Но только так не получилось! Тюльпан с тех пор, как побывал на войне, носил под одеждой пояс с кошелем впереди, и перед отъездом спрятал туда взятые у Оливье деньги. И вот теперь удар Алкида пришелся прямо по тугой пачке банкнот! И Тюльпан не рухнул лицом вперед, а отлетел на метр назад, споткнулся о корень и рухнул навзничь — так вопреки всем законам морали его спасли ворованные деньги! Потом Тюльпан обеими ногами ударил снизу вверх по кинувшемуся на него громиле. Однако тот только вскрикнул от боли, всем весом рухнув на Тюльпана, чтобы задушить его! Тюльпан, крутанувшись как червяк, схватил кучера за уши и рванул их так, словно хотел оторвать. Кучер, взревев, отпустил его. Соперники одновременно вскочили на ноги, кучер взмахнул кулачищем, метя Тюльпану в голову, но промахнулся, чем не преминул тут же воспользоваться Тюльпан, подскочив вплотную к нападавшему и вонзив пальцы в его ребра. По тому, как кучер подскочил, понял, что нашел верное средство! Этот громила боялся щекотки! Пытался вырваться, но щекотка действовала на него как электрический ток на лягушку, совсем обезоружив. Издавая короткие истерические вопли, весьма похожие на безумный хохот, бандит наконец согнулся вдвое, держась за живот — и тут же получил от Тюльпана убийственный удар коленом в рожу и потом — ребром ладони по шее точь-в-точь как собирался он Тюльпану сделать сам. И после этого бой закончился.

***

Часом позже трое тайных французских агентов, запрягая лошадей в свой экипаж увидели, как со стороны луга к ним направляется кучер Алкид, держась обеими руками за шею, с распухшими губами, окровавленным носом и так отделанной физиономией, что ясно было — здорово ему досталось. Алкид был вне себя от ярости. Полицейские, только что громко обменивавшиеся мнениями, умолкли при его приближении.

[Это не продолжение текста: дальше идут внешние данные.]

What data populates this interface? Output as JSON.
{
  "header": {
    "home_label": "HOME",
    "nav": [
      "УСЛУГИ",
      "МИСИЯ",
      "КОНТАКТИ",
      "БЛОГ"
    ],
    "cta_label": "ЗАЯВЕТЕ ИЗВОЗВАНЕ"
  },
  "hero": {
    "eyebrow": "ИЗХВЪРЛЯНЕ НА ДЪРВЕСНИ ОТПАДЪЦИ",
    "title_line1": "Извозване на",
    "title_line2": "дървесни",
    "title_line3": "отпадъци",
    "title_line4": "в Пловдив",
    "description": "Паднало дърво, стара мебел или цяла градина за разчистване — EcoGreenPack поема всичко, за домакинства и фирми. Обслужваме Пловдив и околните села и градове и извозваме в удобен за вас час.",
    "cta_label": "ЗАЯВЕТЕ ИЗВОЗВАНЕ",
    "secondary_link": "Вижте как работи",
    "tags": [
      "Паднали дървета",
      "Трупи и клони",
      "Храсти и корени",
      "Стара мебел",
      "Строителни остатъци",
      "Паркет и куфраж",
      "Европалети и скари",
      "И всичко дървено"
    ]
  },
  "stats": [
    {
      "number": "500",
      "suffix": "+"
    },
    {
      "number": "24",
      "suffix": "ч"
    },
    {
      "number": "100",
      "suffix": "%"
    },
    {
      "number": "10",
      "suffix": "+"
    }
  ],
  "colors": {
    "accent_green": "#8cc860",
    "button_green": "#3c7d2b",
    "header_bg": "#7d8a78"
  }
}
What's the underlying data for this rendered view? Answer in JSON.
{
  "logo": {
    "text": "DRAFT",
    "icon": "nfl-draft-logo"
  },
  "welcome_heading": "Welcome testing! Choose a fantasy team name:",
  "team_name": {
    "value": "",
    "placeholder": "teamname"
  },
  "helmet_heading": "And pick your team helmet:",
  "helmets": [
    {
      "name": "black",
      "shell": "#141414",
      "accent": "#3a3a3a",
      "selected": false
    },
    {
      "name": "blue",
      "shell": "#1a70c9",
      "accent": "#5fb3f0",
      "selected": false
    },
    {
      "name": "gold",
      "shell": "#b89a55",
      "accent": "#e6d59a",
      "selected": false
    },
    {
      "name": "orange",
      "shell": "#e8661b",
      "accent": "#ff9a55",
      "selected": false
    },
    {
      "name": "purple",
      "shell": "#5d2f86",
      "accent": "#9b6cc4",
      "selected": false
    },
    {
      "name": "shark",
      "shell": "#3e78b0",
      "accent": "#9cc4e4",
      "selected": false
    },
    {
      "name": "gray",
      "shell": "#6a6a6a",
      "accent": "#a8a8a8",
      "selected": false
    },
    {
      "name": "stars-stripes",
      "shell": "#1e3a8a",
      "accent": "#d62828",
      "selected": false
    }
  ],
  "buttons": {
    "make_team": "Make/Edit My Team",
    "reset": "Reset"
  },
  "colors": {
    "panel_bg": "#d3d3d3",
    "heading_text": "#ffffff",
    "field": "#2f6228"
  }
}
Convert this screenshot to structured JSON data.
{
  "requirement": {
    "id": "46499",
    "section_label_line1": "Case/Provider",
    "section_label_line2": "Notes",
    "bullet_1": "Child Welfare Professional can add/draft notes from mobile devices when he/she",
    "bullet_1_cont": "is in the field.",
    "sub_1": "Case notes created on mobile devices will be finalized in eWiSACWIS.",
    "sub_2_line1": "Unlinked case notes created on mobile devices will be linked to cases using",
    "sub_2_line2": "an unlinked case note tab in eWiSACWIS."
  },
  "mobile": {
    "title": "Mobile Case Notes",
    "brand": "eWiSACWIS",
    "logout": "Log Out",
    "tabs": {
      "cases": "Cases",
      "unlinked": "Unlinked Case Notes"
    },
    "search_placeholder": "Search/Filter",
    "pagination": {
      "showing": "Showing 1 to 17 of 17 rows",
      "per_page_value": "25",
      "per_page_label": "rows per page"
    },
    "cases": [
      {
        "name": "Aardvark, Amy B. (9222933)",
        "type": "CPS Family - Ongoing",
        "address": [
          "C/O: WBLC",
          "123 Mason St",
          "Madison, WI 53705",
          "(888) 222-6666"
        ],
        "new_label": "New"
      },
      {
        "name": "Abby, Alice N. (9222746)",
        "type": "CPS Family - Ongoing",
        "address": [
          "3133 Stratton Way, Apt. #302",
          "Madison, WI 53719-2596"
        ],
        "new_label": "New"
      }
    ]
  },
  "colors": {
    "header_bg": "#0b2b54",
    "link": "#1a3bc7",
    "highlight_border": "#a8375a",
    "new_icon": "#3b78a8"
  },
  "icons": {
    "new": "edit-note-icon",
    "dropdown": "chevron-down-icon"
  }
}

— Ну что? Добились вы чего-то от моих хозяев? — с трудом прохрипел кучер.

— Ничего! — ответил тот, кто явно был старшим, маленький человечек в очках. — Они направляются по делам в Мадрид. А что? Разве это неправда?

— Они преследуют мужа той толстухи, что не отважилась вам в этом признаться, поскольку муж-то направляется как раз к Лафайету! Но одно дело, если его догонят они, и совсем другое — если вы. Поэтому вам ничего и не сказали!

— Это им дорого обойдется! — сказал один из агентов, долговязый тип, смахивавший на священника.

— Почему же? — заметил начальник. — если они хотят помешать беглому супругу присоединиться к Лафайету, значит, они не на стороне этого генерала бунтовщиков!

— Но если собираются настичь его у Лафайета, стало быть, знают, где Лафайет сейчас! — возразил долговязый. — Не так ли? — обратился он к кучеру.

— Они вам сказали?

— Нет.

— Ага! Тогда это им может дорого обойтись! — заявил начальник и тоже повернулся к кучеру. — Где это?

— Лос Пасайос, три-четыре лье отсюда. Я вас туда довезу, я знаю тут все дороги, я лучший кучер в Бордо! — задыхаясь, хрипел Алкид, дрожа от нетерпения при мысли, что скоро сможет отомстить и что — быть может наконец-то заполучит ту толстую пачку тюльпановых денег.

Вскочив на козлы, схватил кнут и с самонадеянностью, ещё удвоенной его безумной яростью, заявил:

— Сейчас увидите, на что я способен!

***

Тюльпан уже не меньше часа торопливо шагал по пыльному проселку, освещенному луной, и начал уже потным лицом ловить первые порывы морского бриза, когда услышал вдруг топот лошадей и отчаянное хлопанье бича. Отчаянное — это слабо сказано, ибо, оглянувшись, он увидел, как метрах в ста за ним летит карета!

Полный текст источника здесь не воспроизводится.